Cuando por fin el descenso terminó, ya no estaba en el invernadero. Me hallaba en un salón de fiestas inmenso y lóbrego, con candelabros encendidos que no lograban ahuyentar la oscuridad ni la angustia. Mi alma lloraba pidiendo ayuda desde lo más hondo de mi ser. Un dolor visceral, imposible de calmar, me atravesaba.
Vi a Estefanía tendida sobre el cuerpo sin vida de un joven. Sus manos temblorosas acariciaban su cabello ensangrentado mientras sollozaba.

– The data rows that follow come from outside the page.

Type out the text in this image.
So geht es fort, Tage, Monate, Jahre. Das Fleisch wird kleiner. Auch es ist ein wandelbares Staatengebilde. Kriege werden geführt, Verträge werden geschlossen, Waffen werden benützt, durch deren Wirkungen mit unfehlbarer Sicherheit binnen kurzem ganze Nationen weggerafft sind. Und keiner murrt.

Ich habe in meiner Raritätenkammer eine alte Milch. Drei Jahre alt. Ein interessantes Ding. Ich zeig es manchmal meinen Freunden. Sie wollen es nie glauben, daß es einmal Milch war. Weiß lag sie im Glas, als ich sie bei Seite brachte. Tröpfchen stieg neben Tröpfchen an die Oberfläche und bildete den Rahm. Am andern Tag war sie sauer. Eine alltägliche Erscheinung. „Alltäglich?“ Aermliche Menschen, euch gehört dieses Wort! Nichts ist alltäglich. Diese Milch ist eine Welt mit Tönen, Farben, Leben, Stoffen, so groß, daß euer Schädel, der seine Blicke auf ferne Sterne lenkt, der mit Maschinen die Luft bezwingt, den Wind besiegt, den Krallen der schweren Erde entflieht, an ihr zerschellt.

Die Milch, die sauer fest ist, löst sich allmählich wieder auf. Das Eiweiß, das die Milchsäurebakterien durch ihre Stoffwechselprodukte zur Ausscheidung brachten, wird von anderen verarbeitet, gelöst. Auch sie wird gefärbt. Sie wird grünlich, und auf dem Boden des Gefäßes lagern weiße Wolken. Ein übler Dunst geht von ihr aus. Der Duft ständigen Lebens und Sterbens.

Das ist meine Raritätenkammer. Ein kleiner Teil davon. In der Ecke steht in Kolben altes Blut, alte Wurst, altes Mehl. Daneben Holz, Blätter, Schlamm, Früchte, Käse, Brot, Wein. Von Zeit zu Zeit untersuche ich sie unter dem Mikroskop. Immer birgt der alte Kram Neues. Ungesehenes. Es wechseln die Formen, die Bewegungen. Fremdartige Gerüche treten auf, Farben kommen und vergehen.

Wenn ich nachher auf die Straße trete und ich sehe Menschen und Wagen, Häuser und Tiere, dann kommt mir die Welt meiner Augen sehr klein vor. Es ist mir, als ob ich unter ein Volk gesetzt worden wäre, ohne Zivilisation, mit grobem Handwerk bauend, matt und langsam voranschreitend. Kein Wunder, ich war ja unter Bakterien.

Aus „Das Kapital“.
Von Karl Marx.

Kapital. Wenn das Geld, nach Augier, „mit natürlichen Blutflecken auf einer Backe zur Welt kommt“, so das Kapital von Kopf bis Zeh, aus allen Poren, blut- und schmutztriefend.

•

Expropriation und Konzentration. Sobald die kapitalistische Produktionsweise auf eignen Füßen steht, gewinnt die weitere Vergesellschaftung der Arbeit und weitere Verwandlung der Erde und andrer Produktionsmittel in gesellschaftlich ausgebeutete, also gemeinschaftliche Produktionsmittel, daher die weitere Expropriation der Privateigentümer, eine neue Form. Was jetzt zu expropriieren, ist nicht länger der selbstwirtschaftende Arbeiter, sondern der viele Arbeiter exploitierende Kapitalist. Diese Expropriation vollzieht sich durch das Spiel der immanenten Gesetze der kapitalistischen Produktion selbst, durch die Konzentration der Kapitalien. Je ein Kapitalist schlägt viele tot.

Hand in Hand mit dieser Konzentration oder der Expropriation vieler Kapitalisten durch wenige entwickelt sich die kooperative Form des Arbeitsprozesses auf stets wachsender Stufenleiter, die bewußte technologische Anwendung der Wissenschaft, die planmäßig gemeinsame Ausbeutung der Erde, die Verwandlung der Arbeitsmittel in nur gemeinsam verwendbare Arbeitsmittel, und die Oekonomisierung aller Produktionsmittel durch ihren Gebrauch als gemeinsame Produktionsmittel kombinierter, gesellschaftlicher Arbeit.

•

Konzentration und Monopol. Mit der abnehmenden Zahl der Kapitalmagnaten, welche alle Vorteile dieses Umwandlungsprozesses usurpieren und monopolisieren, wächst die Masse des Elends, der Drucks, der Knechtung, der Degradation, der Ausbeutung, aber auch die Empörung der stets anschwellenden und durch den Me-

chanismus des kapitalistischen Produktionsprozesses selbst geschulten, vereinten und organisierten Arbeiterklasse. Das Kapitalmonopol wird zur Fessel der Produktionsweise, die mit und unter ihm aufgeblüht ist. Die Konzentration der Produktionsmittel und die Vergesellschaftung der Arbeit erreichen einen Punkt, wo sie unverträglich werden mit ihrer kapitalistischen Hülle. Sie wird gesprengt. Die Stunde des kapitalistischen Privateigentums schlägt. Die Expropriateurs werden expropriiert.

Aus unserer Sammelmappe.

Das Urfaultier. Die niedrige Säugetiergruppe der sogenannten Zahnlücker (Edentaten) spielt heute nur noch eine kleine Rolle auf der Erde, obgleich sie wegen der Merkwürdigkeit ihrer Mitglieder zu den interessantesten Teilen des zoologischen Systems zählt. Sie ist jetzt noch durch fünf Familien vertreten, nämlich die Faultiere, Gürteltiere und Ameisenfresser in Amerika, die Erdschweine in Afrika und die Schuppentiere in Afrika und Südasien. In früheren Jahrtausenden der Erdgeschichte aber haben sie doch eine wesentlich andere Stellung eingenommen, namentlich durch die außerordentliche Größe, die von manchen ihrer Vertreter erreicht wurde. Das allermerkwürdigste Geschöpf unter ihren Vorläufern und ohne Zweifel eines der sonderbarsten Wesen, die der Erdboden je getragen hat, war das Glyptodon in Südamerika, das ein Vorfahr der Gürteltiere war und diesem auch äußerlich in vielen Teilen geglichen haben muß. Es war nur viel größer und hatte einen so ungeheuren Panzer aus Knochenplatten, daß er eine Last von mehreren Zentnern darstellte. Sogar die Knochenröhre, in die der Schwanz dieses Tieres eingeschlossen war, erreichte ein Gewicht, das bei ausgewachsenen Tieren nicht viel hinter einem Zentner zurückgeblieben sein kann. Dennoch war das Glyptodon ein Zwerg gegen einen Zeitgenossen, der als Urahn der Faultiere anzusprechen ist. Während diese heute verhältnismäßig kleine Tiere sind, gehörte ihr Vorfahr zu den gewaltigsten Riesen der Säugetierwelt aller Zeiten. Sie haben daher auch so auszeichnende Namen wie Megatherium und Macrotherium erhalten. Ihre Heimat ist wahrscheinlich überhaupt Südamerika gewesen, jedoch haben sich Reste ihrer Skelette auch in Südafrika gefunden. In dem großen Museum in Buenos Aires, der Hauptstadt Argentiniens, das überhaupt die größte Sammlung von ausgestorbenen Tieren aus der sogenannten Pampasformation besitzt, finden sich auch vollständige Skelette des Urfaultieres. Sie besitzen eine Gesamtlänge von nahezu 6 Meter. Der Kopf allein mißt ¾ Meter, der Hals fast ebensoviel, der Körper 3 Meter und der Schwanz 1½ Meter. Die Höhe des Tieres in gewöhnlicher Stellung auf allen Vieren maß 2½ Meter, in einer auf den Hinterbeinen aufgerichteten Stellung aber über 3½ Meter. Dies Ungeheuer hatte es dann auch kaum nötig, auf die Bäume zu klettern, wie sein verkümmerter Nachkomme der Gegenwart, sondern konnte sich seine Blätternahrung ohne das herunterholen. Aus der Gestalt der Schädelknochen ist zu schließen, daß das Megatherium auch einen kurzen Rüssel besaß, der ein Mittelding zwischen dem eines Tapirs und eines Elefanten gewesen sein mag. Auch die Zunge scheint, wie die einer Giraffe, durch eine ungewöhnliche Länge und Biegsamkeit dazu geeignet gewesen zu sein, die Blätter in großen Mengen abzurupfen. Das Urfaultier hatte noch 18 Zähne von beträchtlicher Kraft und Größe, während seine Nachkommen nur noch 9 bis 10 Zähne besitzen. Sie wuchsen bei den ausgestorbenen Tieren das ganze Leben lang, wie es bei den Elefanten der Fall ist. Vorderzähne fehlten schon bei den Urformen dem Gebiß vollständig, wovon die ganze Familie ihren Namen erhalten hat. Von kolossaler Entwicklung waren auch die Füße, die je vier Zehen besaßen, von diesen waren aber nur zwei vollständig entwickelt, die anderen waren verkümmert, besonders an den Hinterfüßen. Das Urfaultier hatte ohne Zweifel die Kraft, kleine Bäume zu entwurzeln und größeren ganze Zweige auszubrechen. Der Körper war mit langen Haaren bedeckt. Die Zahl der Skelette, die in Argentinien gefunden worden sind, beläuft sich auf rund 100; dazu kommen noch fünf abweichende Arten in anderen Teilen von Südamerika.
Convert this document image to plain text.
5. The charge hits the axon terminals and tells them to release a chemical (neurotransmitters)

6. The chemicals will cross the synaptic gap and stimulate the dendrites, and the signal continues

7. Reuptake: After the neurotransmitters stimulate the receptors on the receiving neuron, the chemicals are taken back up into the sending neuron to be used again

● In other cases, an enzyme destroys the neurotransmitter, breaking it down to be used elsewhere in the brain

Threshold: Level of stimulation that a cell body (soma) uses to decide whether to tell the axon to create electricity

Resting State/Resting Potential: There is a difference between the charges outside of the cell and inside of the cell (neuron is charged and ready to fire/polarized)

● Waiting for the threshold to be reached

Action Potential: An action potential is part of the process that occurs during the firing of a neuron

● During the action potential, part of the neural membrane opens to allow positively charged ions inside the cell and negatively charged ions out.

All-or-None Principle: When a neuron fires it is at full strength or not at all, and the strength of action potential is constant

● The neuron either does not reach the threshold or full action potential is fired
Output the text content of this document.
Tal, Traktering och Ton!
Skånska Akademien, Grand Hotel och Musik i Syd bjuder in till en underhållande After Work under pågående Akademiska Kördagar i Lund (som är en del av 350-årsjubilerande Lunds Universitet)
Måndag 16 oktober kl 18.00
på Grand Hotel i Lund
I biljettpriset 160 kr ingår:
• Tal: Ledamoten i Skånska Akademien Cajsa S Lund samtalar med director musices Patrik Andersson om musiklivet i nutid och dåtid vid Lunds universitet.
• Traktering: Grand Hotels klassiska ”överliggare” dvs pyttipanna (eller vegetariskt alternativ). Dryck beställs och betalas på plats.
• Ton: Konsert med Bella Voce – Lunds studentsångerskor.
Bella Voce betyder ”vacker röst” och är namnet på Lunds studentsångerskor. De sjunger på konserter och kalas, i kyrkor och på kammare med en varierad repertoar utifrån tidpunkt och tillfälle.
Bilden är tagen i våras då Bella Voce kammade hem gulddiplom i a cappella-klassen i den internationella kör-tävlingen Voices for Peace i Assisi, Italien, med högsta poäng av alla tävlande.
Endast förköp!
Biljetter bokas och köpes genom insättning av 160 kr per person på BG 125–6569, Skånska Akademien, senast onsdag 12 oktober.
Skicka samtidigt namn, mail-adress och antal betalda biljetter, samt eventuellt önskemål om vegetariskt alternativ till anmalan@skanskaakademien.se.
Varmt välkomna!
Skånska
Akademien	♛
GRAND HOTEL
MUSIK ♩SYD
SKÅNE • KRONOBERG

Alcé la vista: criaturas que parecían humanas, pero no lo eran, nos rodeaban. De sus cuerpos surgían marcas como jeroglíficos en relieve, brillando con luces opuestas: unas blancas, otras de una oscuridad absoluta. Una vez más, yo veía la escena a través de los ojos de Estefanía; ella continuaba contándome su historia sin palabras.
—¡No te vayas! —le suplicaba al joven tendido—. ¡Por favor, levántate! ¡Dios mío, su sangre se ha derramado por mi culpa! ¡Por qué tuviste que hacerlo! ¡Por qué tuviste que matarlo!
Cada lamento suyo me desgarraba como si fuera mío. Me arrodillé a su lado, aunque supiera que ella no podía verme. Quise quedarme allí hasta que mis lágrimas se evaporaran en el suelo. Entonces la imagen se fragmentó: vi a su espíritu salir de su cuerpo en un destello blanco, convertirse en humo y entrar en mí como un relámpago.
El mundo giró violentamente hasta que unos brazos fuertes me levantaron del piso, respondiendo a la pregunta que Estefanía había dejado flotando.
—¡No tenía elección… él tenía que morir!
Aquella voz me atravesó como un veneno, lenta y devastadora. Lo miré: era un caballero alto y de porte regio, de mirada inmortal. Nunca había visto ese lugar, pero todo me resultaba familiar: su voz, su presencia, incluso su dolor. Un lazo indestructible nos unía, como si mi alma le perteneciera desde antes de nacer.